突然の来客

 だめだ。

 これ以上は自分の心を直視しちゃいけない。

 立てなくなる前に心を静めなければ。



 大丈夫だ。

 いつもできているではないか。

 自分が何を望んでいるかなんて考えるな。



 抑えて、抑えて――― 忘れるのだ。



「……情けないな。」



 淡く微笑んで、実はベッドから身を起こした。

 特に目的もなく立ち上がり、勉強机に並んだものを眺める。



 広げっぱなしの教科書やノート。

 その近くには、最近とんと触らなくなってしまったゲーム機や音楽プレーヤー。

 電気スタンドの隣には、充電器に刺さったままの携帯電話がある。



 その携帯電話が不在着信を告げるライトを明滅させていることに気づいて、無意識のうちに溜め息が零れてしまった。



 おそらくは梨央からだろう。

 見るまでもなく分かってしまう。



 彼女に絶縁の言葉を放った後、一度だけ面と向かって彼女と話をした。

 覚悟はしていたが、やはり梨央はこちらの言葉を聞き入れてはくれなった。



 どうして向こうを選ぶのか。

 どうしてわざわざ、危険な道へと歩むのか。



 彼女は電話の時と同じように、涙ながらに訴えた。



 すがりついてくる梨央が、自分のことを心配してくれていることは分かっていた。

 だからこそ、余計に巻き込めない。



 もちろん、自分だってこの世界が好きだ。

 許されることなら、このぬるま湯のような世界で、命の危機なんて感じずに過ごしていたいと思う。

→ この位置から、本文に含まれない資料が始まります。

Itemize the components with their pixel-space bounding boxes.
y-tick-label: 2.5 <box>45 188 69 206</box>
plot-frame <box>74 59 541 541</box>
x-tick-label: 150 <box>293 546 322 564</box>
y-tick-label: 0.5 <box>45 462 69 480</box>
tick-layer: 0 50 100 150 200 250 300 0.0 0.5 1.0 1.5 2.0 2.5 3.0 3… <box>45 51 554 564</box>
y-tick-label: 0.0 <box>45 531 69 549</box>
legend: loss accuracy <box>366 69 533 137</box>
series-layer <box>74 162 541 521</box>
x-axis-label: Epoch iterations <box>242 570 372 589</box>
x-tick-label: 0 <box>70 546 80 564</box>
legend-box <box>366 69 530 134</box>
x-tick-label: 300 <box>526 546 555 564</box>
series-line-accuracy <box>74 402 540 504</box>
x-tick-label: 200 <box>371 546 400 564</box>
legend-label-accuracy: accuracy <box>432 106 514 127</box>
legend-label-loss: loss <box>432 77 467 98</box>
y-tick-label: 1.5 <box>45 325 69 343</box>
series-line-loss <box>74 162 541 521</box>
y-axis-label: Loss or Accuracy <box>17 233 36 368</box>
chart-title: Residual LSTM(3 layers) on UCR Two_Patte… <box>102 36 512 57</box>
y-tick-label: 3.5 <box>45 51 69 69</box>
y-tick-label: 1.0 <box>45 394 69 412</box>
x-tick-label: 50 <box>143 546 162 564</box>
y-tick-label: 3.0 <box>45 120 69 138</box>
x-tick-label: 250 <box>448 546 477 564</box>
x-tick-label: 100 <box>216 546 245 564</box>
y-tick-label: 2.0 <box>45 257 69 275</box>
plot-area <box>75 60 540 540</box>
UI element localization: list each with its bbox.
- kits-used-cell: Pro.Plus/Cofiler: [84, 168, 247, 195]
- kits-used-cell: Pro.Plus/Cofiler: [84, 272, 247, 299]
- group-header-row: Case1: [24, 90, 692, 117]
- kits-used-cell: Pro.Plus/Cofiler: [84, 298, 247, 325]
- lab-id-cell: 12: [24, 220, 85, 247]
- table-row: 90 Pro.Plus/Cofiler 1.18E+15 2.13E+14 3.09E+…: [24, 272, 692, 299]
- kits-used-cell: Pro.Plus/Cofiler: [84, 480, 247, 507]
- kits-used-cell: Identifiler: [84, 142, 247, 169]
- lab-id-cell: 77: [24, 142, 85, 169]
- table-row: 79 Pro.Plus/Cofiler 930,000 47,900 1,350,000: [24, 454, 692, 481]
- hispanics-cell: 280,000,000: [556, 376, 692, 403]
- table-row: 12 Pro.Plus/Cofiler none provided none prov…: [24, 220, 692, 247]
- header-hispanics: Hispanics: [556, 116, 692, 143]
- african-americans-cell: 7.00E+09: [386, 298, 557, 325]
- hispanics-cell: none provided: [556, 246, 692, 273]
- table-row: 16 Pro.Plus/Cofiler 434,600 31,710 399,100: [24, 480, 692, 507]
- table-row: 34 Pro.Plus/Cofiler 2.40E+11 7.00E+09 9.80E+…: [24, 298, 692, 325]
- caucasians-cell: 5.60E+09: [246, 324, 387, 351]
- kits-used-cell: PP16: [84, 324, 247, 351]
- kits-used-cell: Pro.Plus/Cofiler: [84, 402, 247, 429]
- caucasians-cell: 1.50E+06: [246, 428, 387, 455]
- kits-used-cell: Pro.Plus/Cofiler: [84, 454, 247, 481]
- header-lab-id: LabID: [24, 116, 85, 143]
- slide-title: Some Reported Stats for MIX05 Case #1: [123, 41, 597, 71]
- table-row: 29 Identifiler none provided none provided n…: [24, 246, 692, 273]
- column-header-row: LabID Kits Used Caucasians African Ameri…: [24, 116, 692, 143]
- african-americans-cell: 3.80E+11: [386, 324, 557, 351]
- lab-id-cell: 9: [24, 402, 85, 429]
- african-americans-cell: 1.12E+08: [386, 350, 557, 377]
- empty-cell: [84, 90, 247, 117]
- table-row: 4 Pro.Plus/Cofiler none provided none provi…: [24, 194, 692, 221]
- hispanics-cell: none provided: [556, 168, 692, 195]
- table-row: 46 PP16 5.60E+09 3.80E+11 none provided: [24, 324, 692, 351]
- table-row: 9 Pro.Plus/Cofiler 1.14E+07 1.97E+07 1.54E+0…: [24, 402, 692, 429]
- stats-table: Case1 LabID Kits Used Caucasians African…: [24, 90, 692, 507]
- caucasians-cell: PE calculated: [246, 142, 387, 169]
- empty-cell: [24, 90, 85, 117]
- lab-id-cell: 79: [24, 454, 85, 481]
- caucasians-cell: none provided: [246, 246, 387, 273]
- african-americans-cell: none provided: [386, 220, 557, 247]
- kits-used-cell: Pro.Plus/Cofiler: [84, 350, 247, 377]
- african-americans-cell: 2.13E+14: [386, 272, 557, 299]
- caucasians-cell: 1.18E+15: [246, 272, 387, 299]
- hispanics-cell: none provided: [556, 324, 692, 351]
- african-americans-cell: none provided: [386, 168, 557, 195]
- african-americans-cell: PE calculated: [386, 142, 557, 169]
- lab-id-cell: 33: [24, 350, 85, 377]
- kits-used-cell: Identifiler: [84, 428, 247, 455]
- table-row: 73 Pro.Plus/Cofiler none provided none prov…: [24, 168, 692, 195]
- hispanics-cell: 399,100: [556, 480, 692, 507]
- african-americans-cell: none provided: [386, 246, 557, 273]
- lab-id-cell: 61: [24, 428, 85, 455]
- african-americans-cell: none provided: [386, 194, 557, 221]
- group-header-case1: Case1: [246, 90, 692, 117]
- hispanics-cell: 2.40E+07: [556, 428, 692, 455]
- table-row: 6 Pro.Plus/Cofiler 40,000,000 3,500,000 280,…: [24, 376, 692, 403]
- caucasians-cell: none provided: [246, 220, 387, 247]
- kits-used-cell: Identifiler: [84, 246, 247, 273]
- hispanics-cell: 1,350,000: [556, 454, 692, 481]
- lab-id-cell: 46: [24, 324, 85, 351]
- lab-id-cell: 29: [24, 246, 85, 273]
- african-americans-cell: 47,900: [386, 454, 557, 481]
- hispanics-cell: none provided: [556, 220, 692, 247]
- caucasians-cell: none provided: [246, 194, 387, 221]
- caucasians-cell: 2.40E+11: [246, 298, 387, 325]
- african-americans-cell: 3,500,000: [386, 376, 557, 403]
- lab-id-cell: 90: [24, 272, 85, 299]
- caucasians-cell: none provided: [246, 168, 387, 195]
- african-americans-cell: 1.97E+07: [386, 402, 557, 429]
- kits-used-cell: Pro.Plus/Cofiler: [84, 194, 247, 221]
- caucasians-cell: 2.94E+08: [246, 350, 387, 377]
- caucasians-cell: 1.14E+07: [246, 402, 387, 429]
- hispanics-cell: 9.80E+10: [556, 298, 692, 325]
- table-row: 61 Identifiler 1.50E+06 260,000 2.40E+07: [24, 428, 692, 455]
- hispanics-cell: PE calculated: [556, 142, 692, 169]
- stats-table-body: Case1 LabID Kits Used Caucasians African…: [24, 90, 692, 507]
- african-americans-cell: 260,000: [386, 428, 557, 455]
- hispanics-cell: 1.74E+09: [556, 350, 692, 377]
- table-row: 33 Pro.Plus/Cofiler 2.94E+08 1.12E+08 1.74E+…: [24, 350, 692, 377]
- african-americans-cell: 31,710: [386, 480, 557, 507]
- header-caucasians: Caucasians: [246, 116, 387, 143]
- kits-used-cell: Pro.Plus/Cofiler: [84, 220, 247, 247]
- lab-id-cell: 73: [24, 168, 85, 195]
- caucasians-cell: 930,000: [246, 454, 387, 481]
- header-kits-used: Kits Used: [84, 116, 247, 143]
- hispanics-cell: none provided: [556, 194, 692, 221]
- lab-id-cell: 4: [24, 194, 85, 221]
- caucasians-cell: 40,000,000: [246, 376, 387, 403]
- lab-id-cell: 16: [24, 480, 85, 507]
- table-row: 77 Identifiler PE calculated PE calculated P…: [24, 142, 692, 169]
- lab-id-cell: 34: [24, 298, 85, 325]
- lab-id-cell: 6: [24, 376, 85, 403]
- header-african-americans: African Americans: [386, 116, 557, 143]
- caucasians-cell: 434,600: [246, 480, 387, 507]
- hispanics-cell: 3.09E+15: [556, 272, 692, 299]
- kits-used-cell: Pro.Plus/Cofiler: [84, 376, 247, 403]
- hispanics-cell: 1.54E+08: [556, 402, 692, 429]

 でも自分のわがままで、桜理のような犠牲を出したくはない。

 もう、二度とだ。



 だが自分がこちらに執着する素振りを見せれば、レティルはまた自分が大切に思っているものに魔の手を伸ばすだろう。



 性格の悪い彼のことだ。

 その時は桜理のように、絶対に抵抗できない人間を選ぶはず。



 梨央はレティルにとって、格好の獲物になることだろう。

 だから今のうちに、きちんと別れておかなくてはならないのだ。



 感情的に言葉をぶつけてくる梨央に対し、自分はただ首を横に振ることしかできなかった。

 そして彼女に向けて、これ以上関わろうとするなら記憶を消すと脅しもかけた。



 実際のところ、記憶を消すと言ったのはほとんど本気だった。

 しかし、実力行使に出ようとした自分に梨央が言ったのだ。



『記憶をなくすのは自分がなくなることだって、それはとんでもなく怖いんだって、そう言ってたのは実じゃない!』



 何も言い返せなかった。

 その一瞬の隙を突かれて逃げられて以来、梨央との距離はこんな微妙な状態だ。



 徹底的に彼女を拒絶した手前、電話やメールに返事をすることもできず。

 徐々に減ってきているとはいえ、彼女からの連絡が絶えることもなく。



 どうか、早く諦めてくれないだろうか。

 そんな身勝手な願いが脳裏をよぎる。



 梨央が望むなら、彼女の記憶には手を出さないでやりたい。

 しかし、彼女の気持ちがあまりにも大きくなってしまうなら、彼女が望まない手段に出ざるを得なくなるだろう。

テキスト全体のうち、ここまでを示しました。